Her job duties included picking up cash deposits from restaurants, including Tony Roma's in Kennewick, owned by Columbia Center Foods and Sea Swiper, both limited liability companies in Kennewick.
Sommer was responsible for reconciling petty cash funds for each restaurant and depositing money in the bank. She regularly removed cash from the restaurant deposits after picking them up, then entered the remaining amount of cash into the accounting software even though numbers didn't match up with the daily sales printouts, documents said.
The discrepancies in one of the restaurant's deposits first caught the attention of the owners last June. Sommer then explained that she hadn't been counting the daily deposits or reconciling them with the point of sales printouts, court documents said.

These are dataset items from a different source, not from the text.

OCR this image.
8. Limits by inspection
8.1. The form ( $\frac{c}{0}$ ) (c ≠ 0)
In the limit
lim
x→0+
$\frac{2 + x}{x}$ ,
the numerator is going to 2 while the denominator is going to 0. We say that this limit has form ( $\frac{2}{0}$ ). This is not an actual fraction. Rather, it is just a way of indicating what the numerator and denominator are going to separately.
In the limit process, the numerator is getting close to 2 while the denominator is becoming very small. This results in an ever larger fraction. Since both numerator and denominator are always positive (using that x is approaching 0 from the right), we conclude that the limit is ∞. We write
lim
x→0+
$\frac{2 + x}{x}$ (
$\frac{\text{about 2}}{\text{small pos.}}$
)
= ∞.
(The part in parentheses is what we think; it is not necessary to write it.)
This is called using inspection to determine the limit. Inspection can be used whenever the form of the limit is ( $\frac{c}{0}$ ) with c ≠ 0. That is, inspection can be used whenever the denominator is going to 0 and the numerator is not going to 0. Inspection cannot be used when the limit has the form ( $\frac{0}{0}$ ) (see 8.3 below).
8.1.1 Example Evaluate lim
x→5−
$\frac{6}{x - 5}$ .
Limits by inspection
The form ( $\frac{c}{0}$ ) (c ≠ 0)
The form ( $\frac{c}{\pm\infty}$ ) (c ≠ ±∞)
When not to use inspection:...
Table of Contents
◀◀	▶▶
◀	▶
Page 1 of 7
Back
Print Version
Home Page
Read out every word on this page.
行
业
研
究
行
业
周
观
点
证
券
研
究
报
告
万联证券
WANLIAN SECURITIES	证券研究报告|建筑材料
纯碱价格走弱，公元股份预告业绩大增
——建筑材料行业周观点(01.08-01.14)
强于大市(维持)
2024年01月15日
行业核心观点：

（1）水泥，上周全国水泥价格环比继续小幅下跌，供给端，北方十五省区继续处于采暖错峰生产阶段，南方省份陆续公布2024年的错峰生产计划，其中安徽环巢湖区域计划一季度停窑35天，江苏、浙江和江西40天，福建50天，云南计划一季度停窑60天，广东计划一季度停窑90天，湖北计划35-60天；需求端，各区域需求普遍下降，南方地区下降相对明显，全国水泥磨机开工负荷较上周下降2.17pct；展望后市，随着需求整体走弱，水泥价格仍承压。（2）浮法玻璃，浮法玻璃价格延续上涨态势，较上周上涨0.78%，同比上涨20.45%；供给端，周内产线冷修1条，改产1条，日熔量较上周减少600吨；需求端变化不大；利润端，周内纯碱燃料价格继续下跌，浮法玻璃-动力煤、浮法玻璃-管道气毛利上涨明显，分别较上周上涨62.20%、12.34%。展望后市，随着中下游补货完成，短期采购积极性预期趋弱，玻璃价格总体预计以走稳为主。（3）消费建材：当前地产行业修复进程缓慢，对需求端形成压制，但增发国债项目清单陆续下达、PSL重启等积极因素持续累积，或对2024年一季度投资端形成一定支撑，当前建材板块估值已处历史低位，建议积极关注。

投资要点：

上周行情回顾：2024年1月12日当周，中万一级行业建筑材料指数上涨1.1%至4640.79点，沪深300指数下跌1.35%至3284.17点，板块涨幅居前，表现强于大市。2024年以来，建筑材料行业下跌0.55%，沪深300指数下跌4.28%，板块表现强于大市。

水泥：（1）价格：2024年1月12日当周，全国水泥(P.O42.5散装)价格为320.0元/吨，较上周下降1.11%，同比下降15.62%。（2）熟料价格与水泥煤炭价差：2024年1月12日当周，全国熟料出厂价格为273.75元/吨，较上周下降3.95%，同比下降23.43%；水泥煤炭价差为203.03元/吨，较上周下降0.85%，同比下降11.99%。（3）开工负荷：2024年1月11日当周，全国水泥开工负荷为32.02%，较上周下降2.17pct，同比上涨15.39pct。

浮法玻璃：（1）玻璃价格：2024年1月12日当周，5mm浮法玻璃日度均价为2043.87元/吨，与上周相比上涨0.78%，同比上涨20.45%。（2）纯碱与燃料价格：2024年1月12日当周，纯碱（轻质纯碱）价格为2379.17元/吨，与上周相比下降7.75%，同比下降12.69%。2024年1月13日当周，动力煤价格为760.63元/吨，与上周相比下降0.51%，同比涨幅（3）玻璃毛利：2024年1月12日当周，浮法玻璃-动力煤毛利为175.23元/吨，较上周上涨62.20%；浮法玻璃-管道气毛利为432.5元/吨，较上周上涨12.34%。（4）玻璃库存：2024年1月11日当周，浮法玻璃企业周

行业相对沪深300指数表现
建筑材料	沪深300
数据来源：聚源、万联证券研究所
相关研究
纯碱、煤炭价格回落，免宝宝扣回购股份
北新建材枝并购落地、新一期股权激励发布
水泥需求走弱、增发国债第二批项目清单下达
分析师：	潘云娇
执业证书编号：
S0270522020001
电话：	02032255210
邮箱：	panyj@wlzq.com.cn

Sommer wasn't suspected of theft at the time.
Then in October, the owners were investigating shortages in all of the restaurants when they discovered missing receipts from petty cash and several checks that had been forged to petty cash.
Sommer reportedly went home sick Oct. 19 and never came back to work. She sent a text message to the owners on Oct. 29 that she was quitting.
A Kennewick police detective met with Sommer and her attorney April 5.
She reportedly admitted stealing money over several years, court documents said.
She said she couldn't remember the first time she took cash, but estimated that it added up to about $90,000, documents said.